Cela a été aussi fait avec les non-Autochtones. Nous suivons ainsi l’idée de réconciliation issue de la Commission Vérité et Réconciliation (2015) : informer les deux communautés au moyen de l’éducation populaire. Nous avons commencé par une question : « Est-ce que vous connaissez les onze nations? » Personne ne les connaissait. On associait les Autochtones à des images du passé. Dans ce contexte, l’éducation populaire a permis de connaître les onze nations. On les a aussi informés sur les politiques d’assimilation. Ils répondaient : « J’ignorais que les pensionnats ont été faits à mon nom. » Ils ne savaient même pas qu’ils ont existé! Nous avons ainsi pu discuter de colonisation et de racisme systémique.

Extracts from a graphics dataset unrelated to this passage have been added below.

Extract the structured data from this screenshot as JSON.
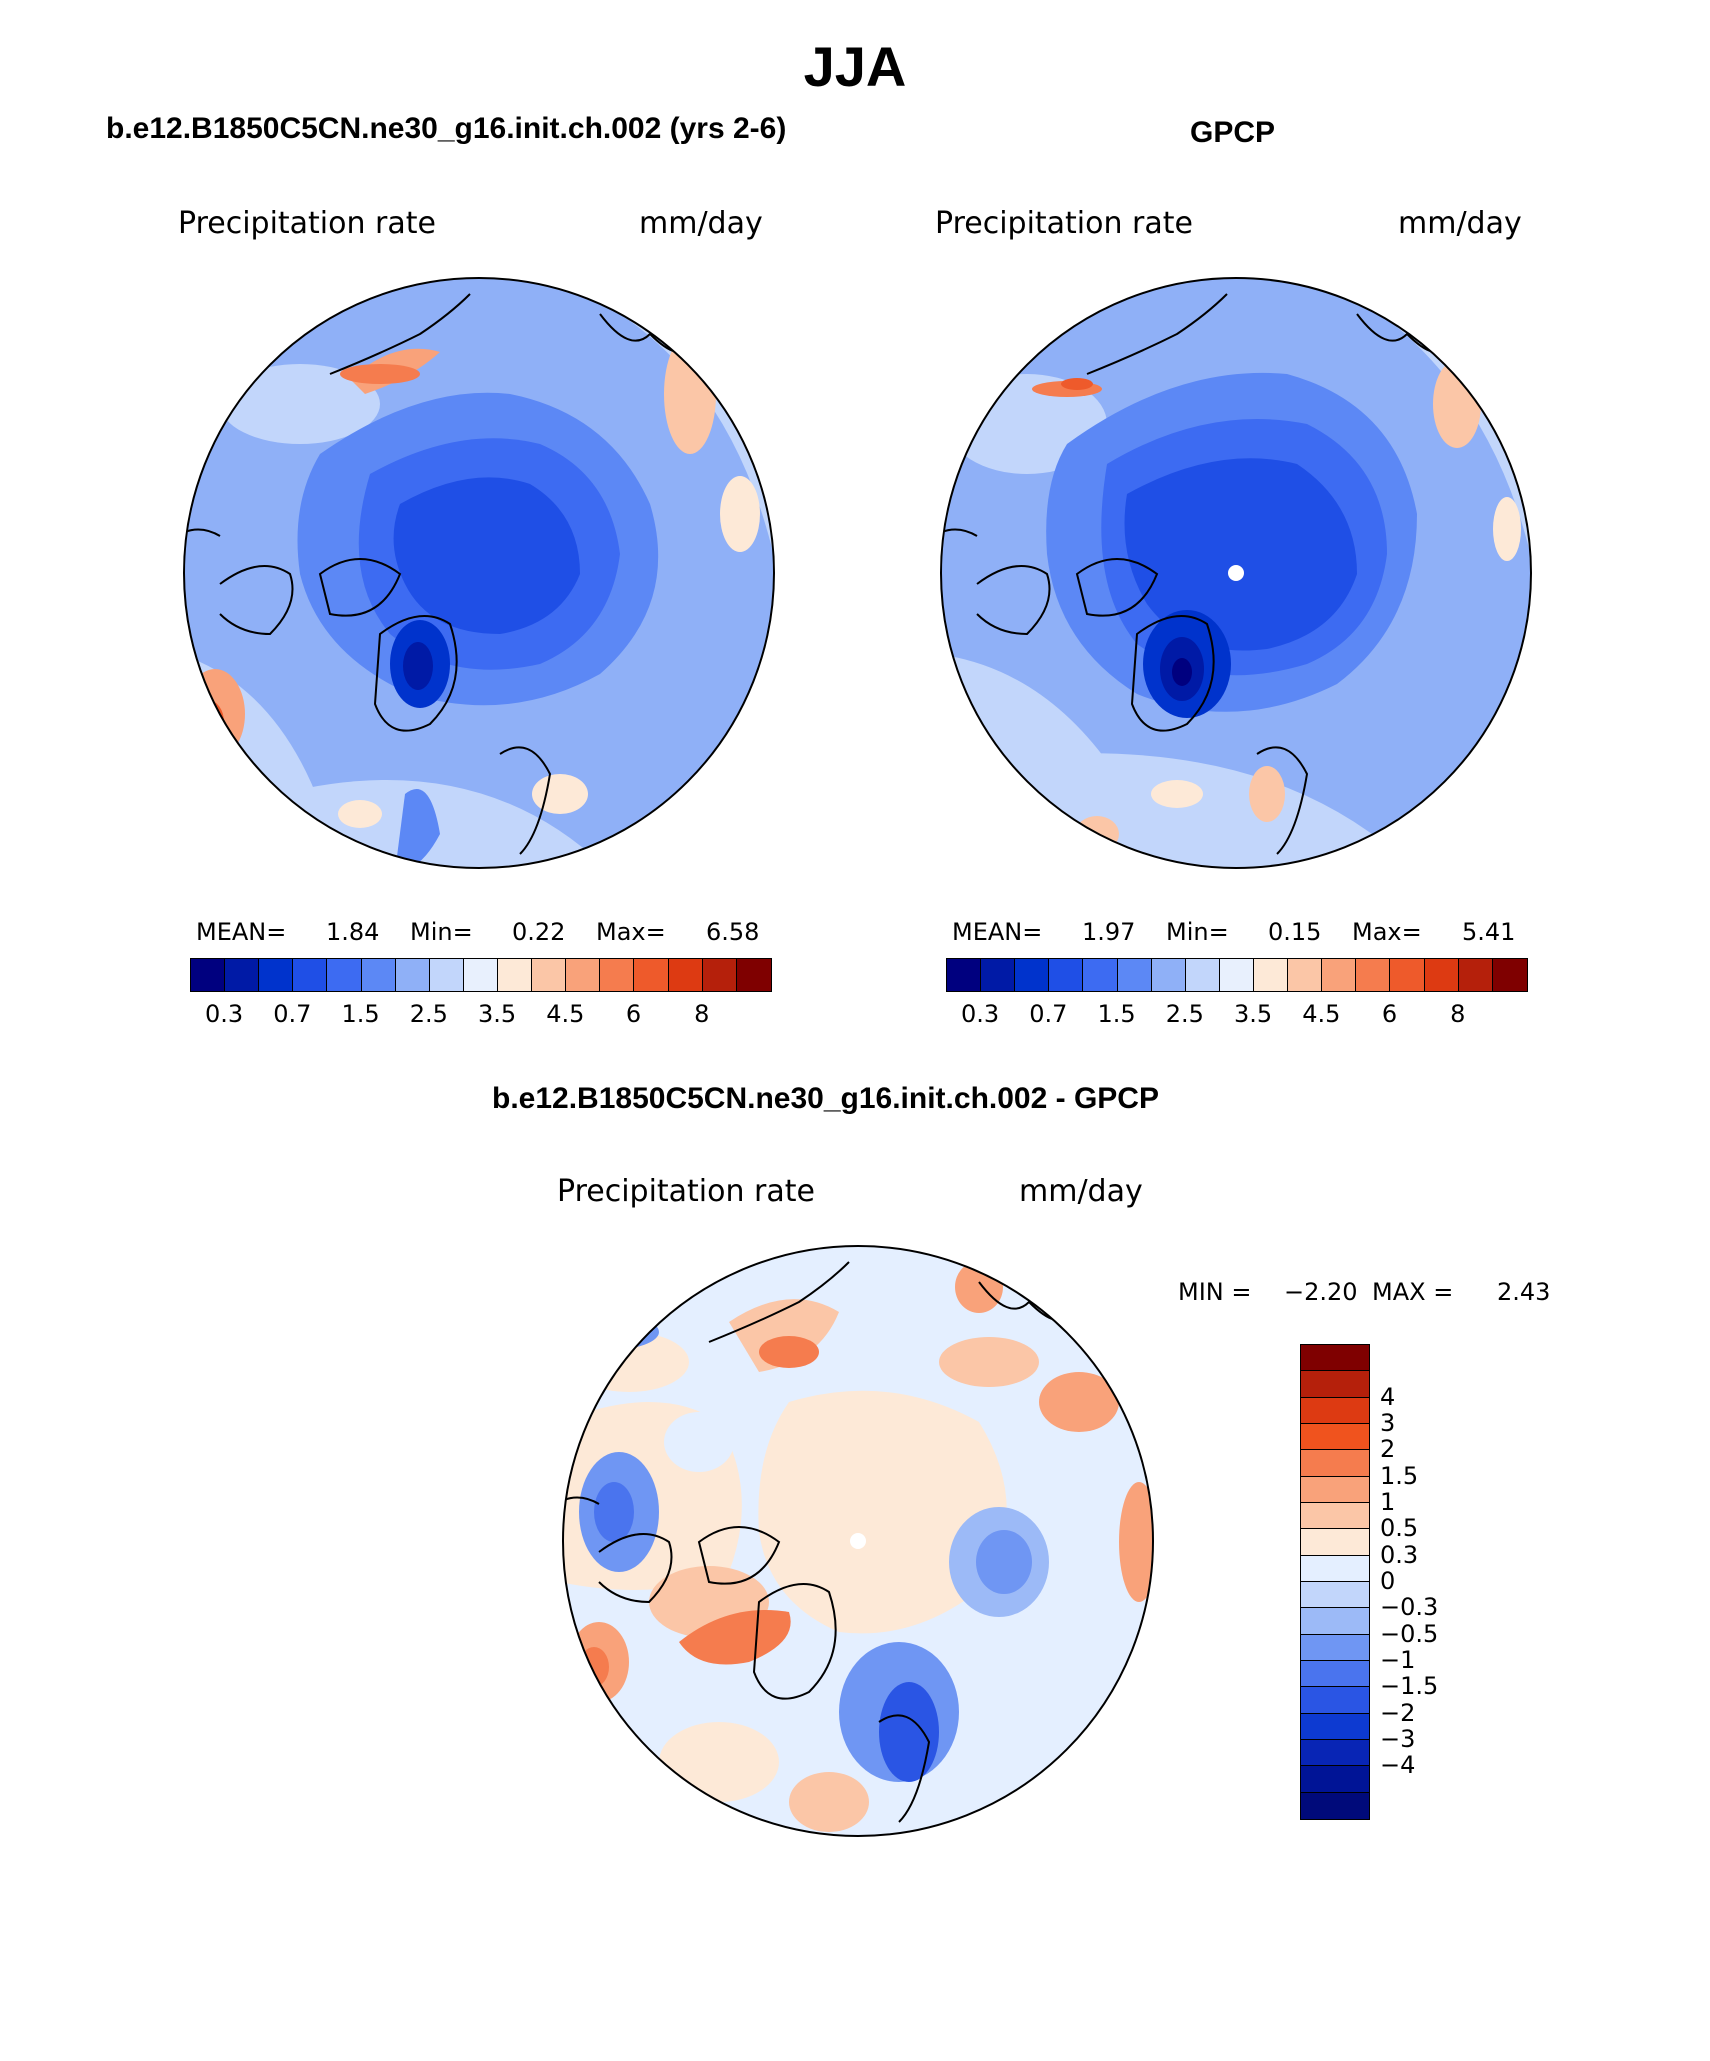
{
  "title": "JJA",
  "panel1": {
    "title": "b.e12.B1850C5CN.ne30_g16.init.ch.002 (yrs 2-6)",
    "variable": "Precipitation rate",
    "units": "mm/day",
    "mean_label": "MEAN=",
    "mean": "1.84",
    "min_label": "Min=",
    "min": "0.22",
    "max_label": "Max=",
    "max": "6.58"
  },
  "panel2": {
    "title": "GPCP",
    "variable": "Precipitation rate",
    "units": "mm/day",
    "mean_label": "MEAN=",
    "mean": "1.97",
    "min_label": "Min=",
    "min": "0.15",
    "max_label": "Max=",
    "max": "5.41"
  },
  "panel3": {
    "title": "b.e12.B1850C5CN.ne30_g16.init.ch.002 - GPCP",
    "variable": "Precipitation rate",
    "units": "mm/day",
    "min_label": "MIN =",
    "min": "−2.20",
    "max_label": "MAX =",
    "max": "2.43"
  },
  "abs_colorbar": {
    "colors": [
      "#00007f",
      "#001aa6",
      "#0033cc",
      "#1f4fe6",
      "#3d6bf2",
      "#5c88f5",
      "#8fb0f7",
      "#c2d6fb",
      "#e8f0fd",
      "#fde9d7",
      "#fbc6a7",
      "#f9a27a",
      "#f57c4e",
      "#ee5a2b",
      "#dd3a12",
      "#b5200b",
      "#7f0000"
    ],
    "labels": [
      "0.3",
      "0.7",
      "1.5",
      "2.5",
      "3.5",
      "4.5",
      "6",
      "8"
    ]
  },
  "diff_colorbar": {
    "colors": [
      "#7f0000",
      "#b5200b",
      "#dd3a12",
      "#f0531e",
      "#f57c4e",
      "#f9a27a",
      "#fbc6a7",
      "#fde9d7",
      "#e4efff",
      "#c2d6fb",
      "#9cbaf7",
      "#6f96f3",
      "#4a74ee",
      "#2a55e4",
      "#0d3ad1",
      "#0825b5",
      "#001496",
      "#000a7a"
    ],
    "labels": [
      "4",
      "3",
      "2",
      "1.5",
      "1",
      "0.5",
      "0.3",
      "0",
      "−0.3",
      "−0.5",
      "−1",
      "−1.5",
      "−2",
      "−3",
      "−4"
    ]
  }
}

En ce qui concerne les moyens de mobilisation, qu’est-ce qui distingue Idle No More d’autres groupes sociaux?
Nous ne sommes pas un groupe organisé au même titre qu’une organisation sociale ou politique. Nous sommes plutôt une mouvance. On a voulu garder cette forme-là chez Idle No More – Québec. Il y a déjà des politiciens autochtones dans les questions autochtones et des activistes qui font beaucoup de travail de terrain, mais il manquait la flexibilité de pouvoir agir rapidement de façon consensuelle et démocratique entre les membres sans avoir à se préoccuper des structures politiques ou encore de payer des loyers pour des locaux. Cela nous donne la possibilité de nous prononcer sur la scène publique au moyen de la mobilisation et par la revendication de la justice de base, tout en gardant une structure non-raciste, anticolonialiste et pour la justice sociale dans la mobilisation pacifique. Aussi, on s’est réapproprié des modes de communication. Avant, pour attirer l’attention des médias, il fallait bloquer des routes et des ponts, mais aujourd’hui grâce à Facebook et Twitter, on s’est organisé de façon consentie d’un océan à l’autre.
Quelles sont les revendications que vous mettez de l’avant actuellement?
Premièrement, la protection de l’eau face aux sables bitumineux. Les droits des femmes autochtones, aussi. Présentement, il y a la commission d’enquête sur les femmes autochtones disparues et assassinées qui est entamée. L’accès à l’éducation pour les enfants autochtones dans les communautés est également revendiqué. Ce sont là des droits humains de base, c’est-à-dire qu’on soit Autochtone ou non-Autochtone, il s’agit des droits dont nous tous devons jouir au Canada, mais malheureusement, quand tu es Autochtone, tu fais partie des premiers groupes dont ces droits sont brimés. D’autre part, on s’oppose à l’extractivisme canadien ici et ailleurs dans le monde. L’exploitation des ressources naturelles n’est définitivement pas la manne. On voit souvent que ce sont les communautés pauvres et vulnérables qui en souffrent les premiers ici comme ailleurs. Il est donc question d’une solidarité entre êtres humains que nous devons également pratiquer.